Well I think you have to look at the reasons why ‘terrorism’ exists. Terrorism targets the most venerable parts of the huge infrastructure of a state and achieves maximum physical damage, and more importantly, physiological impact (amplified by the very efficient modern media) with a few motivated individuals and a tiny amount of improvised equipment.

To defeat terrorism you either have to protect everything, which is clearly impossible, or you have to locate and arrest a few terrorists, who up until that point are probably potential terrorists (without even a criminal record), who are hiding in a (possibly sympathetic) population of millions. Not so easy.

Surely the onus is on our respective Governments to find a way of eliminating terrorists without having to put so many troops on the ground.

Well so far they seem to be looking in the wrong place…

…the terrorists who attacked London were from Leeds and the 9/11 terrorists were from Saudi Arabia although they were resident in the US at the time.

Member for:

19 years 1 month

Posts:

3,312

Send private message

By: old shape - 9th September 2009 at 00:33

Isn’t that what the Taliban believe they are doing? You’ve just stated that you think the Taliban’s protection of itself is 100% normal and acceptable.
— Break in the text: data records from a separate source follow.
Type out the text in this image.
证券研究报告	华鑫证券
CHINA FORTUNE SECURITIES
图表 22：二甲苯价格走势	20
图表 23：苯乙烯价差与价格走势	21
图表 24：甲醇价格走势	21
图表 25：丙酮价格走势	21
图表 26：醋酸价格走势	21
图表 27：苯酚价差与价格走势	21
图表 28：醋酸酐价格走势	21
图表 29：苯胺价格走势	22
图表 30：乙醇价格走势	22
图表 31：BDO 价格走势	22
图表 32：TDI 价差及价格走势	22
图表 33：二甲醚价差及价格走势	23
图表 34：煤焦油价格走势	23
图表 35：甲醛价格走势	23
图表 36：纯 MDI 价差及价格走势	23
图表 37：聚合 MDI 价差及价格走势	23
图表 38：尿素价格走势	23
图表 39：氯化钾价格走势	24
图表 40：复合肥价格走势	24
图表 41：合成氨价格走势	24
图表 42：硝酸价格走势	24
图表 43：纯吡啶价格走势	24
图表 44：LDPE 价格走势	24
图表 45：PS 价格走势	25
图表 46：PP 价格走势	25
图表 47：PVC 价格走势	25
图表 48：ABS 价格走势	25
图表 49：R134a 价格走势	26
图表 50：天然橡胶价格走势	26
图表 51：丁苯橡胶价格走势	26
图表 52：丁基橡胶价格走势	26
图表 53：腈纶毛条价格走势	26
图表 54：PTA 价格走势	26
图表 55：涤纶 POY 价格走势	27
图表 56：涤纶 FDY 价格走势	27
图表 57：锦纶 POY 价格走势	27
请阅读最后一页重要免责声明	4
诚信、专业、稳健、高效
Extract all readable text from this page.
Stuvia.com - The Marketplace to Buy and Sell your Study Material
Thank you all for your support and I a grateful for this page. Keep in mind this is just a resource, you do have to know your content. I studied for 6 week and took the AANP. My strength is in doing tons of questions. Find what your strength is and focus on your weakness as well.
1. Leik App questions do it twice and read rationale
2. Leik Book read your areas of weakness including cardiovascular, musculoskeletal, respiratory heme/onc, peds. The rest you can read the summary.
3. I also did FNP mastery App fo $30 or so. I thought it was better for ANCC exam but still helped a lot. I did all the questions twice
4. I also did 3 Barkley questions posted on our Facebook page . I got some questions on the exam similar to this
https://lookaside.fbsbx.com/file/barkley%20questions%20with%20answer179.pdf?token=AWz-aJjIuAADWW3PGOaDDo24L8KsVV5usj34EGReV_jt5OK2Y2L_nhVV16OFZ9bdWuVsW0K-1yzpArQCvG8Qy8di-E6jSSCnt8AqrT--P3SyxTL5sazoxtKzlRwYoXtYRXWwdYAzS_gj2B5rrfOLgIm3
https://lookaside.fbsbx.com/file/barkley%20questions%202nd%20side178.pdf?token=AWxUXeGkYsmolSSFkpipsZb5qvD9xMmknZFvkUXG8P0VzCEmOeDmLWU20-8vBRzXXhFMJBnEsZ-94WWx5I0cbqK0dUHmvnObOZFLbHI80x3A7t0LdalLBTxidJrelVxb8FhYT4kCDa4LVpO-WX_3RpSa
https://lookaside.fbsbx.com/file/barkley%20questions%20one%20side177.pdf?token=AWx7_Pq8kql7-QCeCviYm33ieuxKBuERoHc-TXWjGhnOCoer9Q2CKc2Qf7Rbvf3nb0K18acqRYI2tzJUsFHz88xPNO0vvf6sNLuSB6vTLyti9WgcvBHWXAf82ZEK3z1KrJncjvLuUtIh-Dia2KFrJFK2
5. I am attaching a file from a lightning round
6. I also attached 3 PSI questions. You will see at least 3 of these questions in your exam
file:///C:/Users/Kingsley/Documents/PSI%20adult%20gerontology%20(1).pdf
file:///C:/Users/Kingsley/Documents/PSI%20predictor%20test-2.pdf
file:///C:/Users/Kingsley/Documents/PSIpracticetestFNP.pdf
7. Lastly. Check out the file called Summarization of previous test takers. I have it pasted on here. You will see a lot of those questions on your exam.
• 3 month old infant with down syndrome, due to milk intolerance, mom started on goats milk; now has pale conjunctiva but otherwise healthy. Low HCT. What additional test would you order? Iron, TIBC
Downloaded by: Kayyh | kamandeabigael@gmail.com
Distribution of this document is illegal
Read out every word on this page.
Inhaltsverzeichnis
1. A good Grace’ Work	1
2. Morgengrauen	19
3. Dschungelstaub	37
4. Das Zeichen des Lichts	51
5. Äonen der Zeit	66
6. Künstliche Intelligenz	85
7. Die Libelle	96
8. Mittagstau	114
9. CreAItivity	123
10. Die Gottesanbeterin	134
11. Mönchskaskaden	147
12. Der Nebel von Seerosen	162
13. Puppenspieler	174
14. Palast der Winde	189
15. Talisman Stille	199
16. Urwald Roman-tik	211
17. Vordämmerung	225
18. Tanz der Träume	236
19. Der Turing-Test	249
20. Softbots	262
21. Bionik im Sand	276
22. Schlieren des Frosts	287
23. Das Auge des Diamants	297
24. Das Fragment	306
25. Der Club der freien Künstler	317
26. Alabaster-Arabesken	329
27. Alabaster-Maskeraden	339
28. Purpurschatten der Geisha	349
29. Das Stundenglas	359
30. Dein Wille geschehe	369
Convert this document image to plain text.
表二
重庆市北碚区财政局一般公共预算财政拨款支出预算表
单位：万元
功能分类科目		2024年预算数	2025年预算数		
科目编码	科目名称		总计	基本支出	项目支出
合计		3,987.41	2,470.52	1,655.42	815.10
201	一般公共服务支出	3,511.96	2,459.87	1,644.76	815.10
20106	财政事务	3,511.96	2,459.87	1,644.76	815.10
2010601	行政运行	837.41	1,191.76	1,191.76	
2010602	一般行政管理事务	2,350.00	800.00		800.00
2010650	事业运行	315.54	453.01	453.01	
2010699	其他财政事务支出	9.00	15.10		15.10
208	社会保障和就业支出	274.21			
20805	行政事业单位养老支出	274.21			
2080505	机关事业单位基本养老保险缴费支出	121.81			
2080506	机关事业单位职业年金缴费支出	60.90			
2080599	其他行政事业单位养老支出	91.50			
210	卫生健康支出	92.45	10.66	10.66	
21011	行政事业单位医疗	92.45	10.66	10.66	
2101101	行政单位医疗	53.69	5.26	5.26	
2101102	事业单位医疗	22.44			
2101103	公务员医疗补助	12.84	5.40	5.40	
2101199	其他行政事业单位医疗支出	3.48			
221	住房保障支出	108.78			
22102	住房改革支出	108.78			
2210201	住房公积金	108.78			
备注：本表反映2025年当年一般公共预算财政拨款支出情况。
So, if that’s the case does it come down to who is morally right or who wields the biggest stick?

I do not advocate terrorism or support the terrorists. It is something that needs to be stopped. But I don’t think making US and UK service personnel walk in front of IED’s is the way to do it.

Regards,

kev35

Aye, and we are morally right. The ordinary “People” in those countries are equally morally right. It’s the scum that is wrong.
Aye, we should have done more from the air. A bomb-truck with a shedful of LGB’s is a far better method than walking sand.